Daft Punk // Random Access Memories // May 20, 2013 // Columbia
It seems that Daft Punk’s brand of dance pop always leaves so much to the imagination that people are simply unable to comprehend their albums when they drop. The poppy ghetto house of Homework was usual stuff in the mid 90s before revealing itself as a great house LP with rare longevity. Discovery was frowned upon due to its cheeky mixture of anime and disco. That record ended up forming sample based pop as we know it know. Even the black swan Human After All showed its true colours during Daft Punk’s pyramid tour and inspired Justice, who then inspired American EDM scene. Really, it’s hard to look at the metal like drops from the young American producers and not think of the rocking nature of Human After All. Those three albums make for some big shoes to fill and amazingly enough, Daft Punk do that by releasing an anti-EDM record.
So if anything, the thirteen songs on Random Access Memories make us rethink how we view Daft Punk in the context of dance music. Their attention to an album as a statement is unlike that of many of their peers and while Homework was a record layered with many dancefloor cuts, Discovery’s vocal hooks and Human After All’s plummeting repetition makes them sound like a pop and a rock record respectively. Now a lot has been made out of Daft Punk’s return to the backwards looking sounds of their childhood but Random Access Memories isn’t a rediscovery of their most popular phase. Daft Punk’s fourth studio record is their most complete album statement yet and while song for song it may not improve upon the many peaks of the first two albums, the unifying theme found here turns Random Access Memories into a progressive rock album of sorts. It too contains a couple of moments for the mainstream radio but the rest of the record doesn’t deal in minor filler either. This is (once again) a journey of two robots into humanity and this is the closest they’ve got to succeeding.

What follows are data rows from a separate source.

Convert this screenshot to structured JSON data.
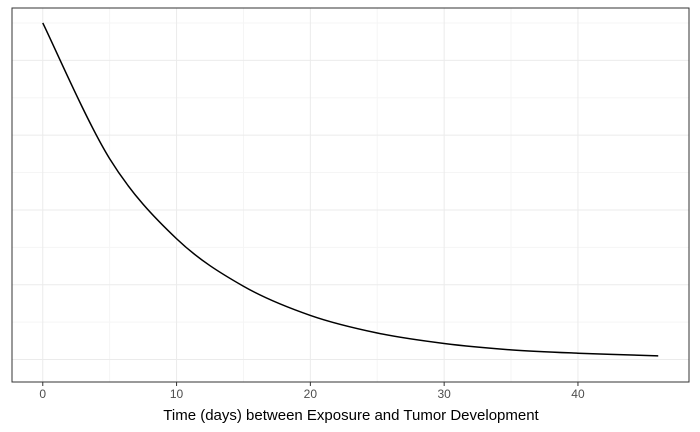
{
  "chart_data": {
    "type": "line",
    "title": "",
    "xlabel": "Time (days) between Exposure and Tumor Development",
    "ylabel": "",
    "xlim": [
      -2.3,
      48.3
    ],
    "ylim": [
      0.04,
      1.04
    ],
    "x_ticks": [
      0,
      10,
      20,
      30,
      40
    ],
    "x_tick_labels": [
      "0",
      "10",
      "20",
      "30",
      "40"
    ],
    "y_axis_labels_shown": false,
    "grid": true,
    "legend": "none",
    "colors": {
      "line": "#000000",
      "grid_major": "#ebebeb",
      "grid_minor": "#f5f5f5",
      "panel_border": "#333333",
      "tick_label": "#4d4d4d"
    },
    "series": [
      {
        "values_x": [
          0,
          5,
          10,
          15,
          20,
          25,
          30,
          35,
          40,
          46
        ],
        "values_y": [
          1.0,
          0.637,
          0.423,
          0.296,
          0.218,
          0.171,
          0.143,
          0.126,
          0.117,
          0.11
        ]
      }
    ]
  }
}
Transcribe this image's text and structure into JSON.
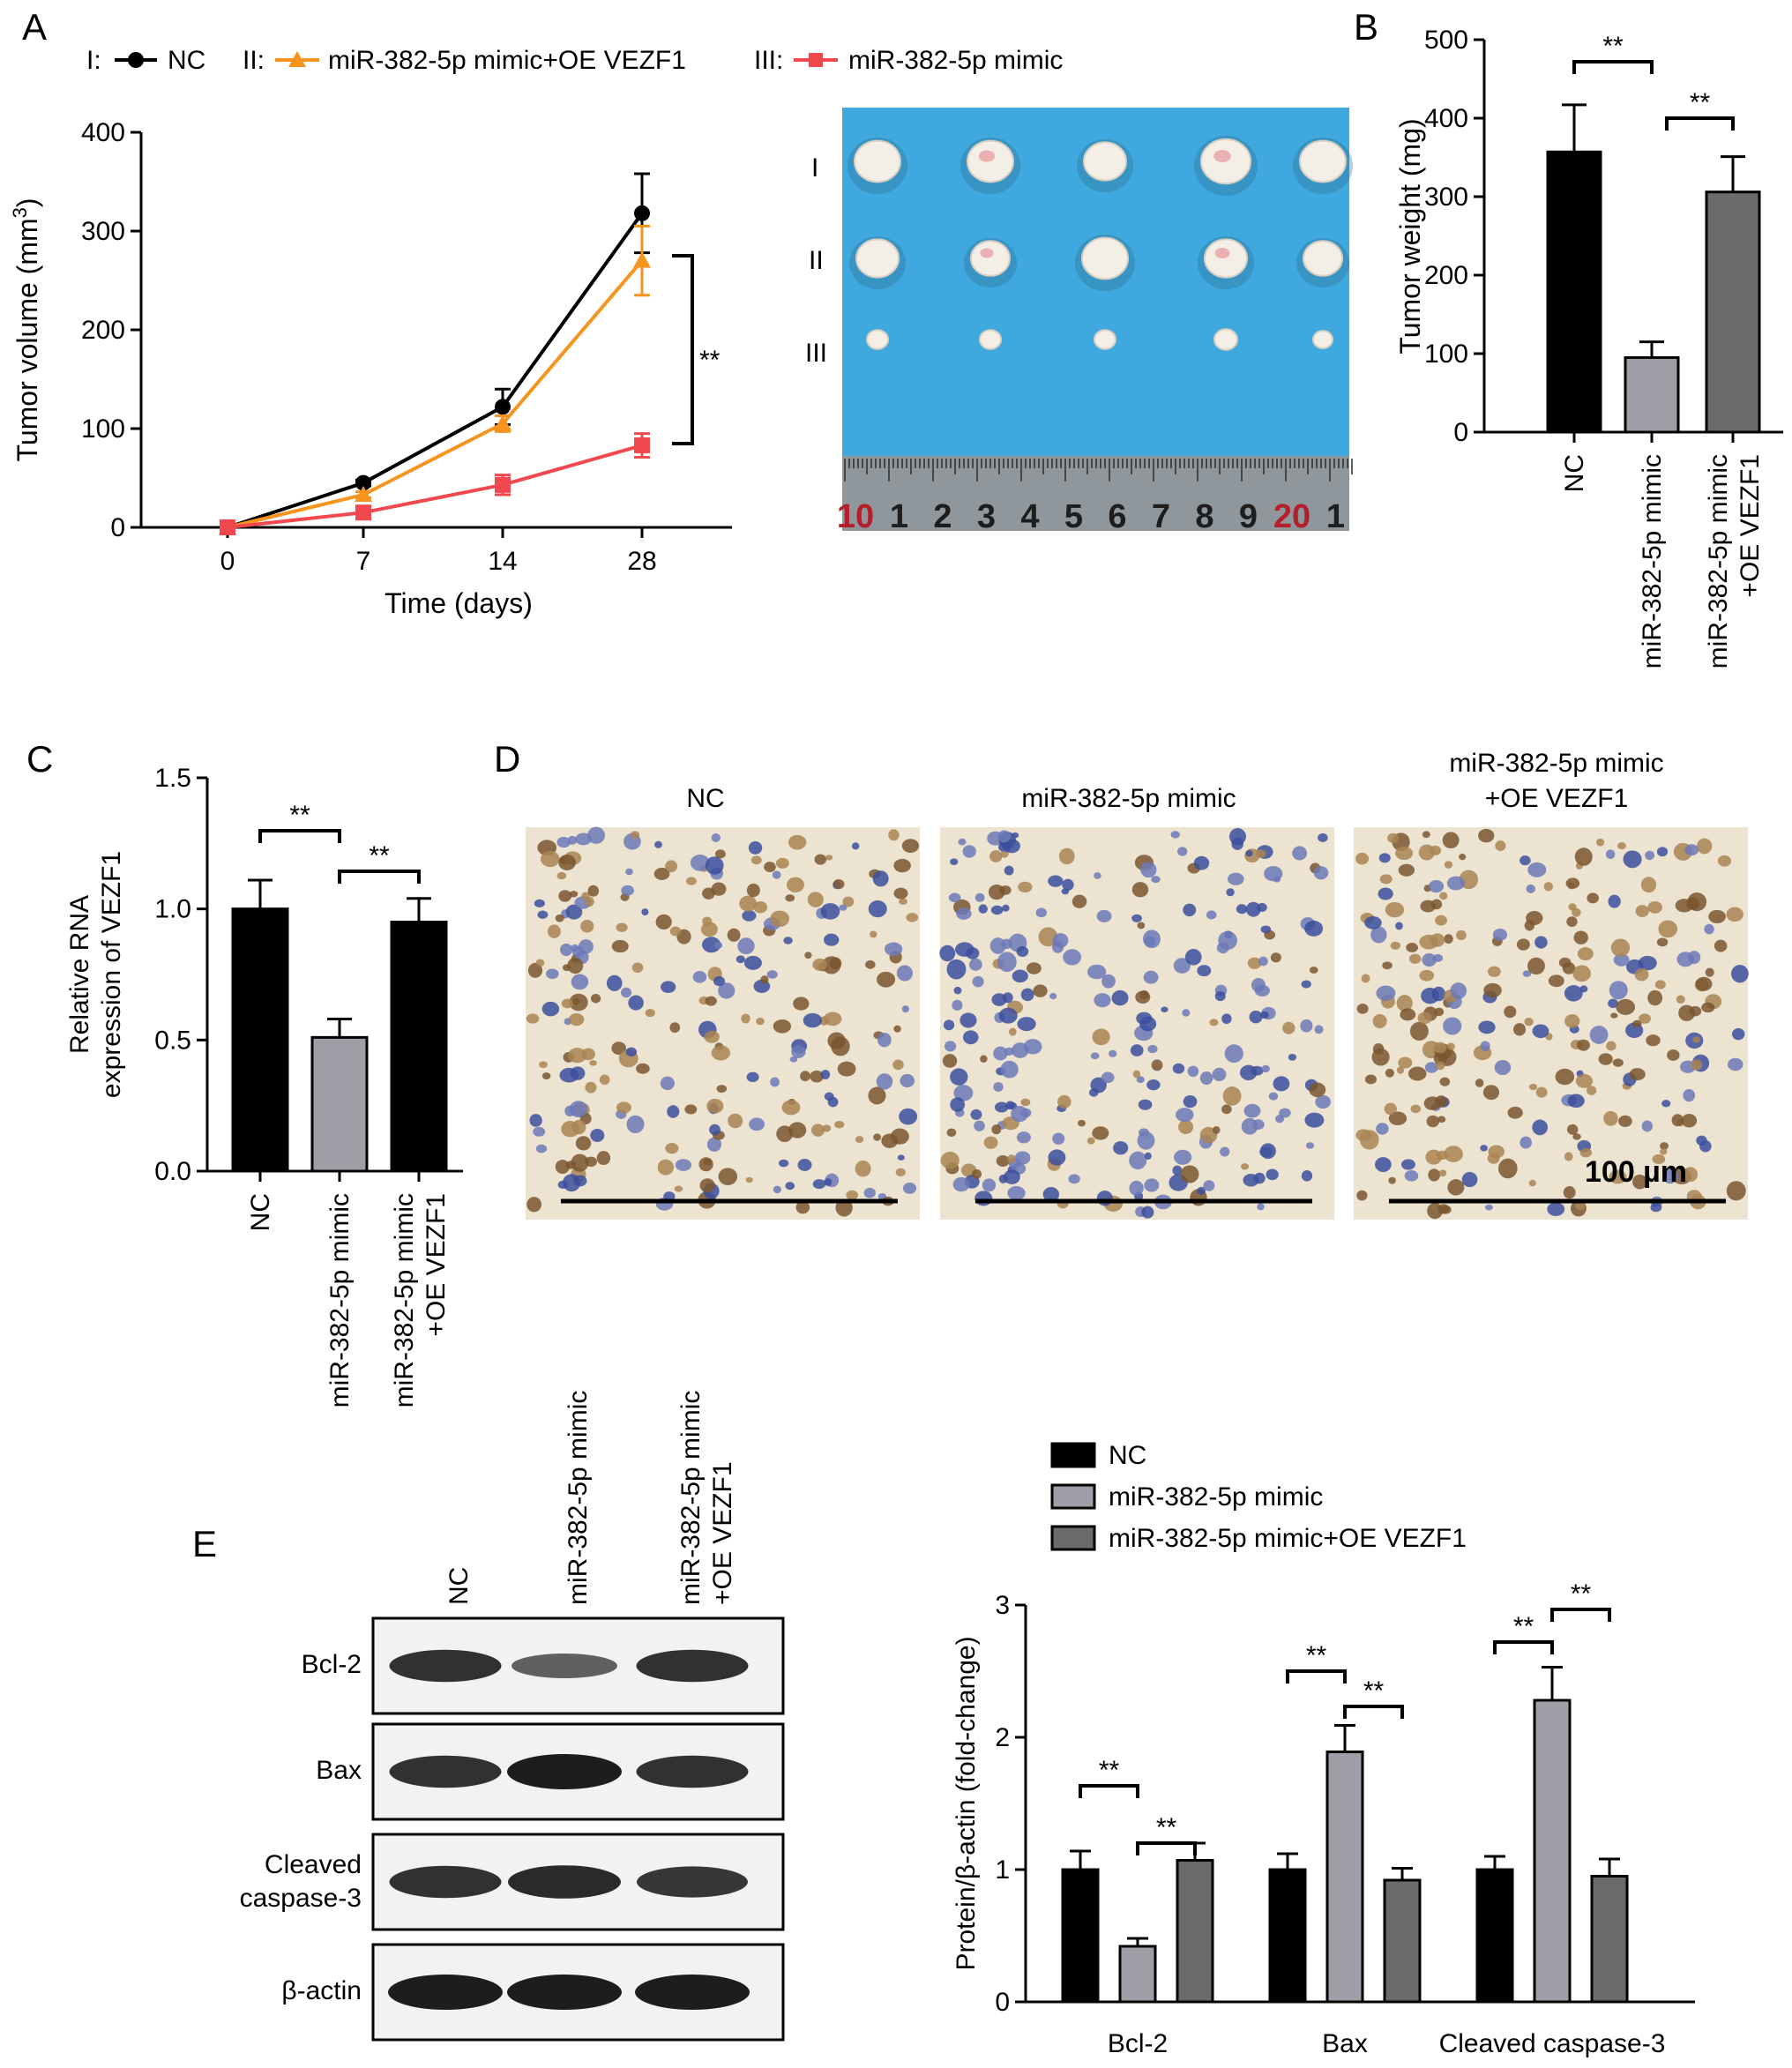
{
  "panels": {
    "A": {
      "letter": "A",
      "legend": [
        {
          "roman": "I:",
          "label": "NC",
          "color": "#000000",
          "marker": "circle"
        },
        {
          "roman": "II:",
          "label": "miR-382-5p mimic+OE VEZF1",
          "color": "#f7941d",
          "marker": "triangle"
        },
        {
          "roman": "III:",
          "label": "miR-382-5p mimic",
          "color": "#f0484e",
          "marker": "square"
        }
      ],
      "sig_label": "**",
      "photo_rows": [
        "I",
        "II",
        "III"
      ],
      "ruler_labels": [
        "10",
        "1",
        "2",
        "3",
        "4",
        "5",
        "6",
        "7",
        "8",
        "9",
        "20",
        "1"
      ]
    },
    "B": {
      "letter": "B"
    },
    "C": {
      "letter": "C"
    },
    "D": {
      "letter": "D",
      "headers": [
        "NC",
        "miR-382-5p mimic",
        "miR-382-5p mimic\n+OE VEZF1"
      ],
      "scale_label": "100 µm",
      "colors": {
        "background": "#ece3d0",
        "brown_nucleus": "#7a5630",
        "blue_nucleus": "#3c4f9e"
      }
    },
    "E": {
      "letter": "E",
      "lanes": [
        "NC",
        "miR-382-5p mimic",
        "miR-382-5p mimic\n+OE VEZF1"
      ],
      "blots": [
        {
          "label": "Bcl-2",
          "intensities": [
            0.85,
            0.5,
            0.85
          ]
        },
        {
          "label": "Bax",
          "intensities": [
            0.85,
            1.0,
            0.85
          ]
        },
        {
          "label": "Cleaved\ncaspase-3",
          "intensities": [
            0.85,
            0.9,
            0.8
          ]
        },
        {
          "label": "β-actin",
          "intensities": [
            1.0,
            1.0,
            1.0
          ]
        }
      ]
    }
  },
  "chart_data": [
    {
      "id": "A",
      "type": "line",
      "xlabel": "Time (days)",
      "ylabel": "Tumor volume (mm3)",
      "x": [
        0,
        7,
        14,
        28
      ],
      "xticks": [
        "0",
        "7",
        "14",
        "28"
      ],
      "ylim": [
        0,
        400
      ],
      "yticks": [
        0,
        100,
        200,
        300,
        400
      ],
      "series": [
        {
          "name": "NC",
          "color": "#000000",
          "marker": "circle",
          "values": [
            0,
            45,
            122,
            318
          ],
          "errors": [
            0,
            3,
            18,
            40
          ]
        },
        {
          "name": "miR-382-5p mimic+OE VEZF1",
          "color": "#f7941d",
          "marker": "triangle",
          "values": [
            0,
            33,
            105,
            270
          ],
          "errors": [
            0,
            3,
            8,
            35
          ]
        },
        {
          "name": "miR-382-5p mimic",
          "color": "#f0484e",
          "marker": "square",
          "values": [
            0,
            15,
            43,
            83
          ],
          "errors": [
            0,
            4,
            10,
            12
          ]
        }
      ],
      "annotations": [
        "**"
      ]
    },
    {
      "id": "B",
      "type": "bar",
      "ylabel": "Tumor weight (mg)",
      "categories": [
        "NC",
        "miR-382-5p mimic",
        "miR-382-5p mimic\n+OE VEZF1"
      ],
      "values": [
        357,
        95,
        306
      ],
      "errors": [
        60,
        20,
        45
      ],
      "colors": [
        "#000000",
        "#9e9fa6",
        "#6b6b6b"
      ],
      "ylim": [
        0,
        500
      ],
      "yticks": [
        0,
        100,
        200,
        300,
        400,
        500
      ],
      "annotations": [
        "**",
        "**"
      ]
    },
    {
      "id": "C",
      "type": "bar",
      "ylabel": "Relative RNA\nexpression of VEZF1",
      "categories": [
        "NC",
        "miR-382-5p mimic",
        "miR-382-5p mimic\n+OE VEZF1"
      ],
      "values": [
        1.0,
        0.51,
        0.95
      ],
      "errors": [
        0.11,
        0.07,
        0.09
      ],
      "colors": [
        "#000000",
        "#9e9fa6",
        "#000000"
      ],
      "ylim": [
        0,
        1.5
      ],
      "yticks": [
        "0.0",
        "0.5",
        "1.0",
        "1.5"
      ],
      "annotations": [
        "**",
        "**"
      ]
    },
    {
      "id": "E",
      "type": "bar",
      "ylabel": "Protein/β-actin (fold-change)",
      "categories": [
        "Bcl-2",
        "Bax",
        "Cleaved caspase-3"
      ],
      "series": [
        {
          "name": "NC",
          "color": "#000000",
          "values": [
            1.0,
            1.0,
            1.0
          ],
          "errors": [
            0.14,
            0.12,
            0.1
          ]
        },
        {
          "name": "miR-382-5p mimic",
          "color": "#9e9fa6",
          "values": [
            0.42,
            1.89,
            2.28
          ],
          "errors": [
            0.06,
            0.2,
            0.25
          ]
        },
        {
          "name": "miR-382-5p mimic+OE VEZF1",
          "color": "#6b6b6b",
          "values": [
            1.07,
            0.92,
            0.95
          ],
          "errors": [
            0.13,
            0.09,
            0.13
          ]
        }
      ],
      "ylim": [
        0,
        3
      ],
      "yticks": [
        0,
        1,
        2,
        3
      ],
      "legend_position": "top",
      "annotations": [
        "**"
      ]
    }
  ]
}
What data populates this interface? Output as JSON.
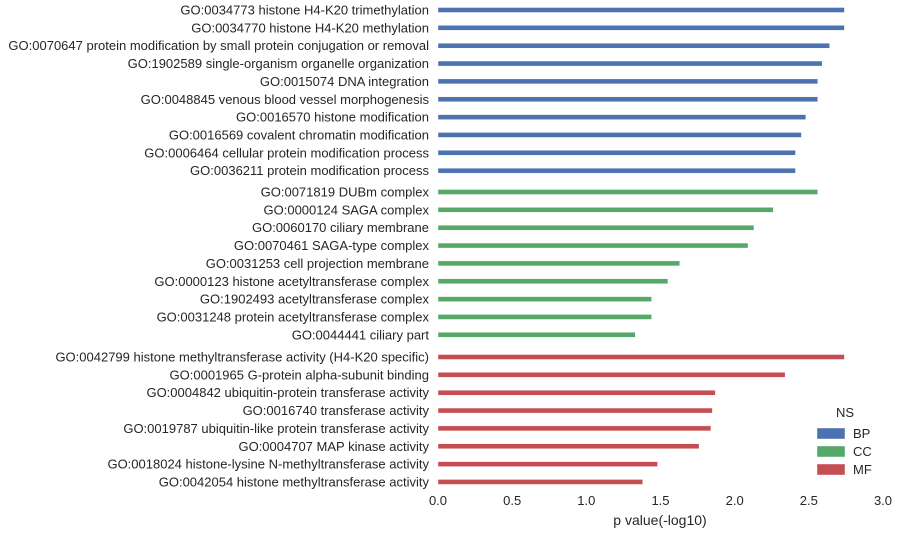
{
  "chart_data": {
    "type": "bar",
    "orientation": "horizontal",
    "xlabel": "p value(-log10)",
    "xlim": [
      0,
      3.0
    ],
    "xticks": [
      "0.0",
      "0.5",
      "1.0",
      "1.5",
      "2.0",
      "2.5",
      "3.0"
    ],
    "grid": false,
    "legend": {
      "title": "NS",
      "placement": "bottom-right",
      "entries": [
        {
          "name": "BP",
          "color": "#4c72b0"
        },
        {
          "name": "CC",
          "color": "#55a868"
        },
        {
          "name": "MF",
          "color": "#c44e52"
        }
      ]
    },
    "bars": [
      {
        "label": "GO:0034773 histone H4-K20 trimethylation",
        "value": 2.74,
        "ns": "BP"
      },
      {
        "label": "GO:0034770 histone H4-K20 methylation",
        "value": 2.74,
        "ns": "BP"
      },
      {
        "label": "GO:0070647 protein modification by small protein conjugation or removal",
        "value": 2.64,
        "ns": "BP"
      },
      {
        "label": "GO:1902589 single-organism organelle organization",
        "value": 2.59,
        "ns": "BP"
      },
      {
        "label": "GO:0015074 DNA integration",
        "value": 2.56,
        "ns": "BP"
      },
      {
        "label": "GO:0048845 venous blood vessel morphogenesis",
        "value": 2.56,
        "ns": "BP"
      },
      {
        "label": "GO:0016570 histone modification",
        "value": 2.48,
        "ns": "BP"
      },
      {
        "label": "GO:0016569 covalent chromatin modification",
        "value": 2.45,
        "ns": "BP"
      },
      {
        "label": "GO:0006464 cellular protein modification process",
        "value": 2.41,
        "ns": "BP"
      },
      {
        "label": "GO:0036211 protein modification process",
        "value": 2.41,
        "ns": "BP"
      },
      {
        "label": "GO:0071819 DUBm complex",
        "value": 2.56,
        "ns": "CC"
      },
      {
        "label": "GO:0000124 SAGA complex",
        "value": 2.26,
        "ns": "CC"
      },
      {
        "label": "GO:0060170 ciliary membrane",
        "value": 2.13,
        "ns": "CC"
      },
      {
        "label": "GO:0070461 SAGA-type complex",
        "value": 2.09,
        "ns": "CC"
      },
      {
        "label": "GO:0031253 cell projection membrane",
        "value": 1.63,
        "ns": "CC"
      },
      {
        "label": "GO:0000123 histone acetyltransferase complex",
        "value": 1.55,
        "ns": "CC"
      },
      {
        "label": "GO:1902493 acetyltransferase complex",
        "value": 1.44,
        "ns": "CC"
      },
      {
        "label": "GO:0031248 protein acetyltransferase complex",
        "value": 1.44,
        "ns": "CC"
      },
      {
        "label": "GO:0044441 ciliary part",
        "value": 1.33,
        "ns": "CC"
      },
      {
        "label": "GO:0042799 histone methyltransferase activity (H4-K20 specific)",
        "value": 2.74,
        "ns": "MF"
      },
      {
        "label": "GO:0001965 G-protein alpha-subunit binding",
        "value": 2.34,
        "ns": "MF"
      },
      {
        "label": "GO:0004842 ubiquitin-protein transferase activity",
        "value": 1.87,
        "ns": "MF"
      },
      {
        "label": "GO:0016740 transferase activity",
        "value": 1.85,
        "ns": "MF"
      },
      {
        "label": "GO:0019787 ubiquitin-like protein transferase activity",
        "value": 1.84,
        "ns": "MF"
      },
      {
        "label": "GO:0004707 MAP kinase activity",
        "value": 1.76,
        "ns": "MF"
      },
      {
        "label": "GO:0018024 histone-lysine N-methyltransferase activity",
        "value": 1.48,
        "ns": "MF"
      },
      {
        "label": "GO:0042054 histone methyltransferase activity",
        "value": 1.38,
        "ns": "MF"
      }
    ]
  }
}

Random Access Memories is not a dance album in either French house or EDM terms. It has more in common with the gently swaying sounds of late 70s yacht rock and early experiments that formed synthesiser music. At the centre of the latter we get an outrageous tribute to synth legend Giorgio Moroder. Giorgio By Moroder is an epic, turning itself out from a dialogue driven funk number into a swollen, orchestral odyssey that ends with a metal guitar riff. This part of the record forms the most outrageous tracks on Random Access Memories and while they’re the most fun, they’re also the cheesiest. Album closer Contact is the sound of robots leaving planet Earth, accelerating with each passing second. It’s high tempo but it’s hardly dancefloor. The heart of the record, Paul Williams featuring Touch is the epitomy of this sonic extravaganza. Whiskey soaked vocals, strings, cosmic sound effects, ballroom sequences, children vocals and abrupt endings. It’s glistening with bright colours, it’s flamboyant and outrageous, the sort of musical equivalent to Bioshock: Infinite that could only happen in 2013. And if you’re willing to have fun then Daft Punk have already won as the rest of the record is mostly flaw free. There’s many potential singles in the vocal cuts like Lose Yourself To Dance, Fragments Of Time and Instant Crush. On the opposite side there’s tracks like The Game Of Love and Within, romantic ballads in the vein of Something About You and Make Love
But all of this flamboyance would be lost if Daft Punk still operated as electronic musicians. The only real criticism you can throw at Discovery is that it was very loop trigger happy. It felt rough around the edges. And while Random Access Memories has is share of blatant “4/4 + new layer” of mechanics, Daft Punk are living creatures here. The lack of samples makes this a very enjoyable, quintessentially French rock record. Instant Crush feels like a Phoenix track while Beyond is an actually cosmic Air cut but while more universal, Daft Punk don’t lose their basic disco appeal that was always at the core of their music. Add the fact that production of the mood setters like Beyond and Motherboard is simply sublime and you’ll be left with possibly the most adventurous and best sounding French pop rock record since Histoire De Melody Nelson. What’s more, the values that these electronic pop icons display here are something to admire in the times of no effort required laptop pop. The French robots have already changed the course of radio house three times. Don’t be shocked if you’re witnessing the fourth one. Random Access Memories may be all past but it’s fun, it’s fresh and it’s simply great. Pretty shocking to realise that it has actually been made by humans after all.